TripHobo has a series of improved features
TripHobo aims to solve the hassle of creating an itinerary with a very visual solution: it displays a map with whatever attractions you have selected, and optimizes your travel route with an algorithm — basically arranging the sequence of your attraction visits according to the distance between them and their opening and closing times. You just need to click on ‘Optimize this day’ to enable that option.
The last time I tested TripHobo, I felt there were still some elements missing, in particular being able to add a location of your choice such as the airport where you will be landing, a restaurant that you decided to make a stop at while on your journey, or even an Airbnb apartment. Now TripHobo has added in the option to “Add Attraction of your choice” — technically a misnomer since you can literally add any location you want, not necessarily an attraction.
However, as the search function is powered by Google Places, there is still some frustration in trying to get specific addresses if they aren’t listed. TripHobo may have to tweak this gradually in order to make it easier for its users, though it is very much a welcome move.
In a span of about half a year, TripHobo has also revamped its smart itinerary generator to add in transportation options for the route you can take, essentially making it even more convenient for a traveler to see at one glance what options are available — without having to be routed out of the site.

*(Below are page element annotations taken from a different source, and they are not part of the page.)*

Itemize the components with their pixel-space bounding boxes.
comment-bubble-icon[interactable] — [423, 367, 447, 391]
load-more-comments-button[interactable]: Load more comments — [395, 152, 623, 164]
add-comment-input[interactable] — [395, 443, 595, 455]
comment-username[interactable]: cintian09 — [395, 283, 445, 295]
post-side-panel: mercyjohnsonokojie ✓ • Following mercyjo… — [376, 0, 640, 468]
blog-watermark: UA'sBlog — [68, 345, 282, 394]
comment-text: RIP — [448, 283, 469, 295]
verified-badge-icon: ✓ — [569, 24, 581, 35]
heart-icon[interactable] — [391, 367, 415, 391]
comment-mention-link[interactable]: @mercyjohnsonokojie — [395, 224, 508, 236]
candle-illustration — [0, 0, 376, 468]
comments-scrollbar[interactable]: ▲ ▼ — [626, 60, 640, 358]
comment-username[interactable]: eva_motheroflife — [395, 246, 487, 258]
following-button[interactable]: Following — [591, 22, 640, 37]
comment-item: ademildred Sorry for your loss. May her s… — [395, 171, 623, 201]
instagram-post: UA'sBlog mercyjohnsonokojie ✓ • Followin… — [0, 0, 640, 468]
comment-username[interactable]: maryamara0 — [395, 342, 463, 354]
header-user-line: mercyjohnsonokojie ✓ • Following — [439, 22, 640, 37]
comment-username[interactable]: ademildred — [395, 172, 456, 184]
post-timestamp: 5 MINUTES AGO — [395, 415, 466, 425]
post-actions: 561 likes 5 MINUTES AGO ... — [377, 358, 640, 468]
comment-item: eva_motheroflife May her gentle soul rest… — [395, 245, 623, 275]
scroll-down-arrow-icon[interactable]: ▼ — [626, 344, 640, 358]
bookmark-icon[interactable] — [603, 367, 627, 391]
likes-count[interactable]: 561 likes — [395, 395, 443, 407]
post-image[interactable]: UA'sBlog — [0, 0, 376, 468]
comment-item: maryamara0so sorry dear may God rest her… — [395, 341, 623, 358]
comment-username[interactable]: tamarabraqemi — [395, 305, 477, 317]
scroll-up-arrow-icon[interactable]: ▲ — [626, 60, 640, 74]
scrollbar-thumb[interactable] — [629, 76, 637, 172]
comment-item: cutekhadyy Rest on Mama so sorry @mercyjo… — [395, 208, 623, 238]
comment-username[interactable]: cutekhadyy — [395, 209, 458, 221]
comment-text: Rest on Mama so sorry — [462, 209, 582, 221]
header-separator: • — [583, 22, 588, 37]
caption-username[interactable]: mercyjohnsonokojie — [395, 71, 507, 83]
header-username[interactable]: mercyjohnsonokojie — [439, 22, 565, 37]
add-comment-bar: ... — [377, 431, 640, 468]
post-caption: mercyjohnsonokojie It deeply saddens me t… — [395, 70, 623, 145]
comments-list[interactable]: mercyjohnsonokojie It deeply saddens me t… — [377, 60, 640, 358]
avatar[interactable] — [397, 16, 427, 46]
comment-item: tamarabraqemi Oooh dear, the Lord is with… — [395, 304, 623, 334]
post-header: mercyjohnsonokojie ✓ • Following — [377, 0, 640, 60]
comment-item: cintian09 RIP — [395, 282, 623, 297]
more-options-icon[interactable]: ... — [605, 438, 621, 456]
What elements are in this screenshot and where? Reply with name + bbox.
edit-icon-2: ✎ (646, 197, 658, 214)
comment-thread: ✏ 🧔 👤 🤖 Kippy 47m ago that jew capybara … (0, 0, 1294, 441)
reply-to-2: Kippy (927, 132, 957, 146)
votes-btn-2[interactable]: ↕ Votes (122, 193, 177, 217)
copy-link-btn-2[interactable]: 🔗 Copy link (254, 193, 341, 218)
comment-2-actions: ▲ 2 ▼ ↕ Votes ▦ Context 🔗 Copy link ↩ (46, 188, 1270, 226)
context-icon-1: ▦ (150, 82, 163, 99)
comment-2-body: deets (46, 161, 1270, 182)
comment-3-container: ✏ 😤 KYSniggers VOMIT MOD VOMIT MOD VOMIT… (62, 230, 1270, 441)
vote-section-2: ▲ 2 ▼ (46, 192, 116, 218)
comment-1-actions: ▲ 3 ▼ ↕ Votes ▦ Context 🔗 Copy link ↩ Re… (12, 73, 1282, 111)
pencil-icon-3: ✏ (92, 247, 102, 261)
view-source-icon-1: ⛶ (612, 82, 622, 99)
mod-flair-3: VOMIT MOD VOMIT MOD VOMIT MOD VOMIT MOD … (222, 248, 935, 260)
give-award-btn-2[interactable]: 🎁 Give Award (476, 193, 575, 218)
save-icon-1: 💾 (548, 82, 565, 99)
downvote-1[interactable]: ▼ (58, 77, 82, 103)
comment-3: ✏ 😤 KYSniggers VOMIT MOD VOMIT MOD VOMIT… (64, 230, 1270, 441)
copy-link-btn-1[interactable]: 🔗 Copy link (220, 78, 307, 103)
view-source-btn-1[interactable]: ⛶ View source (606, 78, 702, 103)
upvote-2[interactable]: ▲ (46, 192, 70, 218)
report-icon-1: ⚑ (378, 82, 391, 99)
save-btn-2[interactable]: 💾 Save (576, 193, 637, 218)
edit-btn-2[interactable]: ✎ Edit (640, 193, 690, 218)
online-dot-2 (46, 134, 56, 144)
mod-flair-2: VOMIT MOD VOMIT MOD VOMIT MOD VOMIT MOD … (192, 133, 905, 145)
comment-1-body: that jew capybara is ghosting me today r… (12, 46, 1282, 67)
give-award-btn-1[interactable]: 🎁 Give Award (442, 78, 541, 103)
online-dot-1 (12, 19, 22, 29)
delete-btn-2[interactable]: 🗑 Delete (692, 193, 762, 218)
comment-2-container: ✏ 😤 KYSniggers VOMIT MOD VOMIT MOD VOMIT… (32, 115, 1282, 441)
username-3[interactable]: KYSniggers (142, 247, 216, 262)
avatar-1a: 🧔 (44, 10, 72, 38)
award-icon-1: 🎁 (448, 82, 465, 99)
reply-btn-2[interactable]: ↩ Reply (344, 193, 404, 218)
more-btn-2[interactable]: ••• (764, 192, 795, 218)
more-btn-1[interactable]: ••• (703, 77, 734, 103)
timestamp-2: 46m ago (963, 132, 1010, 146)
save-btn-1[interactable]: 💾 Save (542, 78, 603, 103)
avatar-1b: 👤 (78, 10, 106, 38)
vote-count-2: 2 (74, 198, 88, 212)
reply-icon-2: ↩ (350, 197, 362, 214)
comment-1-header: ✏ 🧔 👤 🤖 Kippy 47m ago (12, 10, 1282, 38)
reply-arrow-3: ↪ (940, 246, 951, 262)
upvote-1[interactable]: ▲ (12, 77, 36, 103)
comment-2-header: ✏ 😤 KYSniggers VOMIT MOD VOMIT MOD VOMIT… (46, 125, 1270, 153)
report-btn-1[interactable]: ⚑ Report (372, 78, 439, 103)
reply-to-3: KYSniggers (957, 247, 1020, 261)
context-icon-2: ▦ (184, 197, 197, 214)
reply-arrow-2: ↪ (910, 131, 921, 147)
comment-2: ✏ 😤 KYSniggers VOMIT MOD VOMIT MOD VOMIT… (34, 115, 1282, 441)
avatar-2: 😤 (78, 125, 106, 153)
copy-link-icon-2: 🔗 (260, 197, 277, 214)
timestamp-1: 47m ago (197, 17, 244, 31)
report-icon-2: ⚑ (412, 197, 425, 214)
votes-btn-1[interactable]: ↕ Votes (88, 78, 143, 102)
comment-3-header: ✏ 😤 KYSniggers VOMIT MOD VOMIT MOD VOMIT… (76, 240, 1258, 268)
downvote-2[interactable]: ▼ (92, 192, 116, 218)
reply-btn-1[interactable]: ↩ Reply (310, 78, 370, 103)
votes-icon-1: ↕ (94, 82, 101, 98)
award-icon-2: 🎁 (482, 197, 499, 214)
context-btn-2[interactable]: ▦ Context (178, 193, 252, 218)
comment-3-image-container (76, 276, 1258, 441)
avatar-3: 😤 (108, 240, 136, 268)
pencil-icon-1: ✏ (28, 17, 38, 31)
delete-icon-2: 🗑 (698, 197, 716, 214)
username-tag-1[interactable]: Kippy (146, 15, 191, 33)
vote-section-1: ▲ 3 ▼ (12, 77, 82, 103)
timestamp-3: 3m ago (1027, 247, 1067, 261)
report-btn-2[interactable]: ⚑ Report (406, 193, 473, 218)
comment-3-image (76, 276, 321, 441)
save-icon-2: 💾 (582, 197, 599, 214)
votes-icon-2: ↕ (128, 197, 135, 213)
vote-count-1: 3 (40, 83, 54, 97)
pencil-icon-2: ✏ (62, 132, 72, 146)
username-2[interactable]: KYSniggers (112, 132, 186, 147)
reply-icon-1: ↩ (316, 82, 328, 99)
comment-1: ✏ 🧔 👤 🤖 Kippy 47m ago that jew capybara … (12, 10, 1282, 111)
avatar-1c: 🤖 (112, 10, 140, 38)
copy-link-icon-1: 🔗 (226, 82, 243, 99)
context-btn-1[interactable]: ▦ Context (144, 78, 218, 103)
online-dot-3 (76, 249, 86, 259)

There is now also a hotel recommendation engine, tied in to Booking.com, that provides suggestions for hotels based on the distance within your selected attractions. This is particularly useful if you want to reduce the amount of distance you have to travel throughout your trip. You can then book your hotel right within TripHobo as well.
Future roadmap for TripHobo
With the latest funding, Kumar revealed that TripHobo is seeking to create about a million user-generated itineraries for about 3,000 cities in the next two years, to become a “TripAdvisor of itineraries” — just like TripAdvisor mainly dishes up reviews, it wants to serve an audience by collating the largest collection of itineraries.
The plan to widen its database of travel destinations available on its itinerary planning feature will kick off in August this year, with the introduction of about 1,000 cities first. And instead of the current way of listing cities, to manage a bigger database, TripHobo will soon feature a search bar where users can key in the cities they want to visit. Its algorithm will then pick up attractions and show them to the user.
TripHobo is also in the midst of developing native mobile apps, which are scheduled to land in November this year. Currently, TripHobo’s site is mobile-optimized, but rolling out iOS and Android apps would let users sync the itineraries they have created across devices and gain access to them while traveling.
Although Kumar acknowledged the presence of other competitors in the itinerary planning space such as Tripomatic and Plnnr, he said that TripHobo seeks to stand out by providing rich logistical information including the opening and closing hours of attractions, showcasing itineraries that its users have created, and tapping on its backend technology which does more than optimizing travel, such as recommending hotels.
Hotel-booking is also a huge part of TripHobo’s monetization strategy — it takes a 5-15 percent cut if the payment for the hotel goes through via its site. This is also the reason why TripHobo can keep its itineraries free for users, and attract even more new travelers on board.
With its simple visual interface and the convenience of letting users select whatever attractions they want to visit, with TripHobo doing the rest of the legwork automatically, it’s easy to see why the startup could appeal to travelers. It also looks like TripHobo is on the right track to become a must-have travel tool co-existing alongside TripAdvisor, with its plans to introduce mobile apps and a more robust selection of cities.